PubMed 25156905
Referenced in: none
Automatically associated channels: Kir6.2
Title: The first mutation in CNGA2 in two brothers with anosmia.
Authors: H G Karstensen, Y Mang, T Fark, T Hummel, N Tommerup
Journal, date & volume: Clin. Genet., 2015 Sep , 88, 293-6
PubMed link: http://www.ncbi.nlm.nih.gov/pubmed/25156905
Abstract
Isolated congenital anosmia (ICA) is a rare disorder, where otherwise healthy individuals present with an inability to smell since birth.
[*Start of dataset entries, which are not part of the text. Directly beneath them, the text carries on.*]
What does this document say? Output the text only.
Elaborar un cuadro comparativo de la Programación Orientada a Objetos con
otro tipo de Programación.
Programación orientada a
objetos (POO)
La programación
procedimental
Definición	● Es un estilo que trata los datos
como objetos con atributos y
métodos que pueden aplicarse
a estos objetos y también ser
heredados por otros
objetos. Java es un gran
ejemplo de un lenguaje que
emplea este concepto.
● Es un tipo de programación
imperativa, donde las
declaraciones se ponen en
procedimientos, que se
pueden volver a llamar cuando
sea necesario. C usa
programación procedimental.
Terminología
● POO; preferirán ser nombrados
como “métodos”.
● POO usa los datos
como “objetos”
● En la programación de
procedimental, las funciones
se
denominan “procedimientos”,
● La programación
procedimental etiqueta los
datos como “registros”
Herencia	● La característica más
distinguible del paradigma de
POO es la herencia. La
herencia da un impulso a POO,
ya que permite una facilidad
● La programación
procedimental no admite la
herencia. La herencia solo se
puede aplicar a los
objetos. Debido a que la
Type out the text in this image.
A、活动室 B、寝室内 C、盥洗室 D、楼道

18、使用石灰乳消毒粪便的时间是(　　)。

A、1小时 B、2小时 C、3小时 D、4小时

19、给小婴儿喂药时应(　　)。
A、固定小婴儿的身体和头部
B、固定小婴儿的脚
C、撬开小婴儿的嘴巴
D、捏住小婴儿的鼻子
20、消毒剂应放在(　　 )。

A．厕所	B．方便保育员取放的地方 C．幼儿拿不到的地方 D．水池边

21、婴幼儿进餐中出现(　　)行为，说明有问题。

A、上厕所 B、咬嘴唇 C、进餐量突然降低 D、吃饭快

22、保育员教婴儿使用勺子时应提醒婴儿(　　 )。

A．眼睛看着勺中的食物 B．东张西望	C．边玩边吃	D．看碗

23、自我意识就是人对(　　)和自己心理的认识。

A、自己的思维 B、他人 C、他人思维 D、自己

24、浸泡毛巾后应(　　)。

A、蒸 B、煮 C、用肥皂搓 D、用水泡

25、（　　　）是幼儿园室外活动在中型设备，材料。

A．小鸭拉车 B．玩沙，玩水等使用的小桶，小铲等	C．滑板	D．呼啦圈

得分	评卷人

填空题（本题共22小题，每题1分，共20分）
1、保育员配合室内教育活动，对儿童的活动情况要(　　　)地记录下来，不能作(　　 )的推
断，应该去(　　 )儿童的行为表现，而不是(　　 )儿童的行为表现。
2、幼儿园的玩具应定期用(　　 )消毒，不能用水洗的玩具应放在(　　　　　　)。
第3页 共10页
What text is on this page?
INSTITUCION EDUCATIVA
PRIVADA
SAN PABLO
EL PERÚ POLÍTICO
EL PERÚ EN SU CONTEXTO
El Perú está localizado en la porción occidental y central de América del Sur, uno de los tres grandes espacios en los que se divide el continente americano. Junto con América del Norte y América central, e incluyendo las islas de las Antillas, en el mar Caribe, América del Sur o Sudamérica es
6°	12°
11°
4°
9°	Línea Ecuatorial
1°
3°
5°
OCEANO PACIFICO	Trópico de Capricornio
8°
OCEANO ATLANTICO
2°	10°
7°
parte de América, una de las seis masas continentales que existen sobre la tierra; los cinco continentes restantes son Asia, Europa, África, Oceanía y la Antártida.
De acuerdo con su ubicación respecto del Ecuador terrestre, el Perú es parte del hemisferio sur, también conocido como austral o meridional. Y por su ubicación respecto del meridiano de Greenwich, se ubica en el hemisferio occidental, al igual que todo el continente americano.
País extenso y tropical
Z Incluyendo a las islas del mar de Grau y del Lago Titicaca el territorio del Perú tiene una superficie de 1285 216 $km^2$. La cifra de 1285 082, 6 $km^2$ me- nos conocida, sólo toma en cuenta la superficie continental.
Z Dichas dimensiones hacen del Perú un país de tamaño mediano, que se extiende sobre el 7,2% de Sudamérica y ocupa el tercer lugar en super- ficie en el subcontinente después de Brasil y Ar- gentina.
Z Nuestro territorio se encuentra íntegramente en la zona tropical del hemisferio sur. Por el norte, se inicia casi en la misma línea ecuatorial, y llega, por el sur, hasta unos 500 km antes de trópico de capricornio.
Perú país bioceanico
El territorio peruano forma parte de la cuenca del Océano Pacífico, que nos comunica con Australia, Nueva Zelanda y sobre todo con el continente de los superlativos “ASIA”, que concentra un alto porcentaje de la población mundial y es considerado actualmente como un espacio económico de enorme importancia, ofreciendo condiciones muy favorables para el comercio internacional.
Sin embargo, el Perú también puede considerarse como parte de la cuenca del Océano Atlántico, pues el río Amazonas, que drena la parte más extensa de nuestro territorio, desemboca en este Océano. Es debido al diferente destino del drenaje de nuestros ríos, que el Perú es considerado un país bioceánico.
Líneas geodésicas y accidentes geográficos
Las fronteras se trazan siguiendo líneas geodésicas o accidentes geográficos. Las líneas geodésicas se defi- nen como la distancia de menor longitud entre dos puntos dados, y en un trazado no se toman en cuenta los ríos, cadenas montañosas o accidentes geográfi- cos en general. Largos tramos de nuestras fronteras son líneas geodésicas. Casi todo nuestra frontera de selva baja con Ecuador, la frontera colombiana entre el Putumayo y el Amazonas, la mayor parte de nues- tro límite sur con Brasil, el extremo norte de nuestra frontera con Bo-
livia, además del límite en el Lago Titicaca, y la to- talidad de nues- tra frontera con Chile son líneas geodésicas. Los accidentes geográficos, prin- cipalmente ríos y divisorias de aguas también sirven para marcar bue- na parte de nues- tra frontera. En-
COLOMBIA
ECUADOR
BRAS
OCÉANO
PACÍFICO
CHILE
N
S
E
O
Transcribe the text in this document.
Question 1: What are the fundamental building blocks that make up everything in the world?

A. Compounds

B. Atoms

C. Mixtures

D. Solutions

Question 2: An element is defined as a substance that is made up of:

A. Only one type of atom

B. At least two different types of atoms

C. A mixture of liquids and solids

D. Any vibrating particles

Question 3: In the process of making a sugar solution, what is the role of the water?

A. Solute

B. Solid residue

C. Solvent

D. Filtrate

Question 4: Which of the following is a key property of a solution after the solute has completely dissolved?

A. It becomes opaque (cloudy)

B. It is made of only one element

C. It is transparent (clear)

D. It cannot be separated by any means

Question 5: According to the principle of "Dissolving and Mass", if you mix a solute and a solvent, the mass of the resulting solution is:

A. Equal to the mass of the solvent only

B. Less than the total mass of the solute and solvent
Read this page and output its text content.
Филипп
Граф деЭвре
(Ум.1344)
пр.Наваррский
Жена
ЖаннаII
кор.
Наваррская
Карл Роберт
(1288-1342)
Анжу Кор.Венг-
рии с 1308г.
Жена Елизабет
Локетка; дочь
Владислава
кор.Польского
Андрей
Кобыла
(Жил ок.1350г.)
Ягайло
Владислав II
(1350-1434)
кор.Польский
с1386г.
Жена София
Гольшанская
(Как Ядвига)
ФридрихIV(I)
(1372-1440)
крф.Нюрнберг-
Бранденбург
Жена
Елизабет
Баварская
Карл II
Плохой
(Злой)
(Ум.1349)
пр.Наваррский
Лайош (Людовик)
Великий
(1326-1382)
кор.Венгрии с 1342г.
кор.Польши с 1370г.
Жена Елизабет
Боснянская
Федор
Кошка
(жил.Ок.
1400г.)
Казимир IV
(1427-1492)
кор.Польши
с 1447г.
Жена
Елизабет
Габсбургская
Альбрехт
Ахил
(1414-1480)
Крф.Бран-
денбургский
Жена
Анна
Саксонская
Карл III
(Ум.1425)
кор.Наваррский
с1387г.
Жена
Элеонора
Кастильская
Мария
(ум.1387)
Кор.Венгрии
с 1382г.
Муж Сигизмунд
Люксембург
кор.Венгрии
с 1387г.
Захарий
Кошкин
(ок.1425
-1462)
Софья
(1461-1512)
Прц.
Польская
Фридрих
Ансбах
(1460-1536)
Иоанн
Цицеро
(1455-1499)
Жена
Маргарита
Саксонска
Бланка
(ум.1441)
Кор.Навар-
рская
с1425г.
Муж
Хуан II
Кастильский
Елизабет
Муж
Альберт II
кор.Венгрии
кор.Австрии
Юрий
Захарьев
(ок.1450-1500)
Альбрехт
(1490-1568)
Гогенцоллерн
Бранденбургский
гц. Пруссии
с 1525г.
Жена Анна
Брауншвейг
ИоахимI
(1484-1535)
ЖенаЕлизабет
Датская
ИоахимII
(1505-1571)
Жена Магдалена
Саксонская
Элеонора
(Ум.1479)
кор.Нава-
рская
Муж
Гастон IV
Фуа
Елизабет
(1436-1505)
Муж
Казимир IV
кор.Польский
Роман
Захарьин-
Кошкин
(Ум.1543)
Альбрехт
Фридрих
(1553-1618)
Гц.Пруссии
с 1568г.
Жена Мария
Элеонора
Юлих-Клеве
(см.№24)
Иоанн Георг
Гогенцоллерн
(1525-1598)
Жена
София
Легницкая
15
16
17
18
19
A list of studies have described the genes involved in syndromic anosmia; however, the genetics of ICA is still in its infancy. Studies in mice show that the cyclic nucleotide-gated channel subunit CNGA2, expressed in the olfactory epithelium has a crucial role in olfactory signal transduction. We have identified a novel X-linked stop mutation in CNGA2 (c.634C>T, p.R212*) in two brothers with ICA using exome sequencing. No additional mutations in CNGA2 were identified in a cohort of 31 non-related ICA individuals. Magnetic resonance brain imaging revealed diminished olfactory bulbs and flattened olfactory sulci. This is the first report of a mutation in the cyclic nucleotide-gated gene CNGA2 and supports the critical role of this gene in human olfaction.